If we do not than we, as people, as human beings, are lost and we never deserved to share this world with you in the first place.


Much Love,

Sean

 

 

 

1 comment:

  1. i just wrote this really thoughtful comment and then it disappeared.

    basically, what i said was this:

    today, i spent 4 or so hours with a family from afghanistan. we put together some bed frames, ran to the hardware store, had lunch and tea. it was profound because of how incredibly ordinary it was.

    sometimes I think we're all just children with our fingers stuck in our ears, singing "la la la! i can't HEAR you!" because that's easier than facing our fears- what if we can't talk to or understand each other? why do muslim women wear headscarves- they're so OPPRESSED! what if they're secretly radical fundamentalists?- and finding out that our fears are bullshit, because our muslim friends and neighbors love their children, enjoy eating dinner together, have kids who sass their parents and jump on the bed and watch sesame street just like our own kids do.
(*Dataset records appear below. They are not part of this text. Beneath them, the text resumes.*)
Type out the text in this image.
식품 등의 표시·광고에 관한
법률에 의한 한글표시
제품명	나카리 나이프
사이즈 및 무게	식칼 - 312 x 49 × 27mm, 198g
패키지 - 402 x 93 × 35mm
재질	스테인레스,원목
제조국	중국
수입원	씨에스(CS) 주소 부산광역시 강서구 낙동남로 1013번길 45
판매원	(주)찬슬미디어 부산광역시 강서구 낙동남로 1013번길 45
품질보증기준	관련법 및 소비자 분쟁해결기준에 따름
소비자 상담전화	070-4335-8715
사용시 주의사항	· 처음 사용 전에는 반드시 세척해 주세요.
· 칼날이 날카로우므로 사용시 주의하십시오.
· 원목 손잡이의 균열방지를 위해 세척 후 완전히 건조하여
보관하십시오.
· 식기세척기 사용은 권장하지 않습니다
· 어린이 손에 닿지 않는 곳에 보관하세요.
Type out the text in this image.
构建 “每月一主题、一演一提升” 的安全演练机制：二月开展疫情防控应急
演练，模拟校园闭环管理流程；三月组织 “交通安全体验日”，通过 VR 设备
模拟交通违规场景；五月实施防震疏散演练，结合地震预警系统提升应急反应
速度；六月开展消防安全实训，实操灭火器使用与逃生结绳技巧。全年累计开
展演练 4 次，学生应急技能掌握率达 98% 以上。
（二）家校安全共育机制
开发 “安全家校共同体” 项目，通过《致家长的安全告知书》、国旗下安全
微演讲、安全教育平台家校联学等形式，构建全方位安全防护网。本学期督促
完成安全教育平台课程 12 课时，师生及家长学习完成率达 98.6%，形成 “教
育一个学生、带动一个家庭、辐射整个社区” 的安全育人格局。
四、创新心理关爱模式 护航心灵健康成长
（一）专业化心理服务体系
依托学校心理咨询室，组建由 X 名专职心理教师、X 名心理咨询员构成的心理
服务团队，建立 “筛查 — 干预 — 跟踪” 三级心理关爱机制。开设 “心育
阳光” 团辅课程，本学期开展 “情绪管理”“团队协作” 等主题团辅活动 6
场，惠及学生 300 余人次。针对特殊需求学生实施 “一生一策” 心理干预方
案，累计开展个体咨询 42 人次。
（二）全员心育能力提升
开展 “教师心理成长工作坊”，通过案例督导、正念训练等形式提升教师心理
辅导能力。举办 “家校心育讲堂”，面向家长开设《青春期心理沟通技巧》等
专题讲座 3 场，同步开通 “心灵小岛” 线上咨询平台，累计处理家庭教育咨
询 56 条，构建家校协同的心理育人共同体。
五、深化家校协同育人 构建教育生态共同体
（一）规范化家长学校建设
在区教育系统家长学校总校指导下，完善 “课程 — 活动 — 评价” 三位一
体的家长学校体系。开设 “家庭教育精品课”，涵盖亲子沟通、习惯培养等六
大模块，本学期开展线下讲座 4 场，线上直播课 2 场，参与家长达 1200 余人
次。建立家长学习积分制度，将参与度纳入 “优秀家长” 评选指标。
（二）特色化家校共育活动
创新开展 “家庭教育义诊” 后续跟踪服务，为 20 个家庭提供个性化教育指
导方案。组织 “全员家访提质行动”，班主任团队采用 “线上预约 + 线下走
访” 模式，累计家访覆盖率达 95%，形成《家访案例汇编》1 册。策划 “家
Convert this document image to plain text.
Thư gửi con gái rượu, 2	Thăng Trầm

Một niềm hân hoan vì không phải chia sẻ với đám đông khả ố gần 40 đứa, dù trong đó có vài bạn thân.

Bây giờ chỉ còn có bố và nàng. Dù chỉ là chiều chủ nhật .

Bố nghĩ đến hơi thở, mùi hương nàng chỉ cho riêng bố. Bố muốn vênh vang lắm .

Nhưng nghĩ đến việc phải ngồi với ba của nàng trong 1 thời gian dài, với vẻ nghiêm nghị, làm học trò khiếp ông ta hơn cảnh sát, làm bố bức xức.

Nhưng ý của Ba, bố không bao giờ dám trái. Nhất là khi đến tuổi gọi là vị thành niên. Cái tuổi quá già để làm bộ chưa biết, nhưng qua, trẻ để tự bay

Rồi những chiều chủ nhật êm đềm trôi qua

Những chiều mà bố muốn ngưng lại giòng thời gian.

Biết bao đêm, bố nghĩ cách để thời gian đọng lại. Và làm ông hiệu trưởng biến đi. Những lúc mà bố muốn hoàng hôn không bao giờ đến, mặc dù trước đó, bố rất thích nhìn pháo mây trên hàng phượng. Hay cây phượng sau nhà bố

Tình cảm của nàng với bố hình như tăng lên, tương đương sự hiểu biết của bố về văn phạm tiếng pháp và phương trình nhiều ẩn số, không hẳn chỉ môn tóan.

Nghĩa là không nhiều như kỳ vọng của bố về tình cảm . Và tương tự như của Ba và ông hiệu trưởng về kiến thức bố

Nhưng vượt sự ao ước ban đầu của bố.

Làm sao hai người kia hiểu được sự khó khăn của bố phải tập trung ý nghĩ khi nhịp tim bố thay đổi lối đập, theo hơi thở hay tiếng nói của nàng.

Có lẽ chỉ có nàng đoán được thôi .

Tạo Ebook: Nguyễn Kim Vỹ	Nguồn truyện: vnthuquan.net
    i do sincerely hope that this heartbreaking story spurs people past pity and sadness to real action. i want a UNHCR icebucket challenge (or something that doesn't waste water!). i want people to get out their checkbooks. to meet their neighbors, befriend the foreigners in their town, share a meal or a cup of tea with those "terribly oppressed" muslim ladies and their "horribly chauvinistic" husbands. and then i want them to share what they have- time, resources, money, love and concern, and in so doing find out that really, we're far more similar than we think.

    one of my favorite quotes that i've carried with me for the last 10 years since hearing it from a fiery indian brother, fiercely committed to bringing about social justice in his community and country: our mission is to disturb the comfortable and to comfort the disturbed. were you in denver, i'd buy you a beer. i do so very much appreciate your company on this mission. thanks for your words here.